You know what?  The stars are aligned right now.  That perfect moment is now, the future is today.  You have to start somewhere.  “But I don’t really know what I’m doing.”  Nor do I, nor does anyone.  So start right now.  Start writing, start the blog, start the new venture, buy the plane ticket, begin now.  What are you waiting for? 

I had the honor of meeting Alex, aka , at The Bold Academy in July.  Alex is a Grammy-nominated jazz musician, and he’s launching a new career as a DJ/producer.  In the span of several weeks, he launched a new website and social media platforms, recorded an album and multiple other tracks, incorporated his business, found several business partners and is starting to book gigs.  In other words, he’s killing it.  Why?  Because he started. 

5.  Happiness and making money do not correlate  

It’s very nice to earn money.  There are millions of people in the world living in poverty who would like just some of it, while a very small number of people have way too much of it.  But, from my experience leading two “job/career change” discussion groups at StartingBloc this summer, making money and being fulfilled do not usually go hand-in-hand.  I can’t count the number of conversations I’ve had this summer with young professionals working well-paying, impressive jobs at notable corporate law firms, management consulting companies, government agencies, investment banks, nonprofits and smaller companies, who are miserable at work and in life because they are not being challenged and because their heart and their passions and theories of social change are not connected to what they do every morning at 10am.  
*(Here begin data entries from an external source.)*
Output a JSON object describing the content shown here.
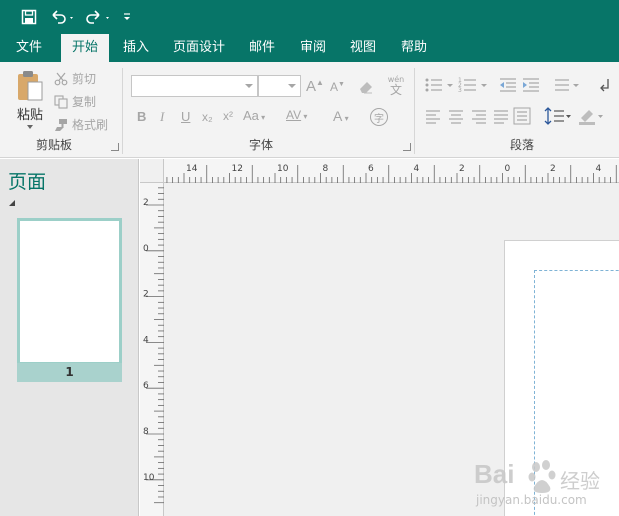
{
  "quick_access": {
    "icons": [
      "save-icon",
      "undo-icon",
      "redo-icon",
      "customize-icon"
    ]
  },
  "tabs": [
    {
      "label": "文件",
      "active": false
    },
    {
      "label": "开始",
      "active": true
    },
    {
      "label": "插入",
      "active": false
    },
    {
      "label": "页面设计",
      "active": false
    },
    {
      "label": "邮件",
      "active": false
    },
    {
      "label": "审阅",
      "active": false
    },
    {
      "label": "视图",
      "active": false
    },
    {
      "label": "帮助",
      "active": false
    }
  ],
  "ribbon": {
    "clipboard": {
      "paste_label": "粘贴",
      "cut_label": "剪切",
      "copy_label": "复制",
      "format_painter_label": "格式刷",
      "group_label": "剪贴板"
    },
    "font": {
      "font_name_value": "",
      "font_size_value": "",
      "grow_label": "A",
      "shrink_label": "A",
      "phonetic_label": "wén",
      "phonetic_char": "文",
      "bold_label": "B",
      "italic_label": "I",
      "underline_label": "U",
      "subscript_label": "x₂",
      "superscript_label": "x²",
      "char_spacing_label": "AV",
      "case_label": "Aa",
      "font_color_label": "A",
      "enclosed_char_label": "字",
      "group_label": "字体"
    },
    "paragraph": {
      "group_label": "段落"
    }
  },
  "pages_panel": {
    "title": "页面",
    "page_number": "1"
  },
  "rulers": {
    "horizontal_labels": [
      "14",
      "12",
      "10",
      "8",
      "6",
      "4",
      "2",
      "0",
      "2",
      "4"
    ],
    "vertical_labels": [
      "2",
      "0",
      "2",
      "4",
      "6",
      "8",
      "10"
    ]
  },
  "watermark": {
    "brand": "Bai",
    "brand_cn": "经验",
    "url": "jingyan.baidu.com"
  },
  "colors": {
    "accent": "#077568",
    "ribbon_bg": "#f3f3f3",
    "thumb_border": "#9ccfc8",
    "thumb_label_bg": "#a9d2cd"
  }
}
A paycheck is important.  It’s cool when someone sees your resume or your business card and is impressed.  But happiness comes not at happy hour when you’re bullshitting with someone and pretending to be happy while you are really miserable, but only when you are actually impressed with yourself; that is, when you are doing what you love.  I’ve gotten more personal joy in the last two months from sitting down and typing a few words that came from my heart, taking a risk by putting my words out there into the world (which I had rarely ever previously done), and then hearing from a reader that the words were inspiring and made him want to do something different with his life, then I did from countless months of direct deposits in my bank account.  Obviously, we all still need to make a living, we still need a job, but it’s not about the money; it’s about finding a job that works for you, your unique skills and passions, and the impact you want to make on the world. 

6.  You can’t do it alone, you need a tribe

Putting yourself out there is not easy.  Anyone who tells you that it’s easy to make a major life transition or quit your job or start your own business, is full of shit.  You simply cannot do it alone.   You need to find your tribe; a group of people who believe in what you are doing, who will do everything in their power to help you succeed, and will bring you back up when you fall down or start to doubt yourself.  Communities like those at StartingBloc and The Bold Academy; communities of love, communities of support, communities of affirmation, communities of “I got your back,” of “I feel you,” of “I can help,” of “you need to hustle harder” of “let’s hold each other accountable.”

When you find your tribe, victory is a constant because when one person in the tribe accomplishes something, whether it’s launching a new website or winning a fellowship or getting press recognition or raising money or writing a blog post or recording a new song, the rest of the members in the tribe also win. 

 7.  Be grateful

 We only get to where we are because of those who carry us.  Thank you to my tribe and my friends who continue to carry me through this challenging transition.  You have helped me become a better version of myself.  I love you and am forever grateful.  Time to hustle, ready, set, go.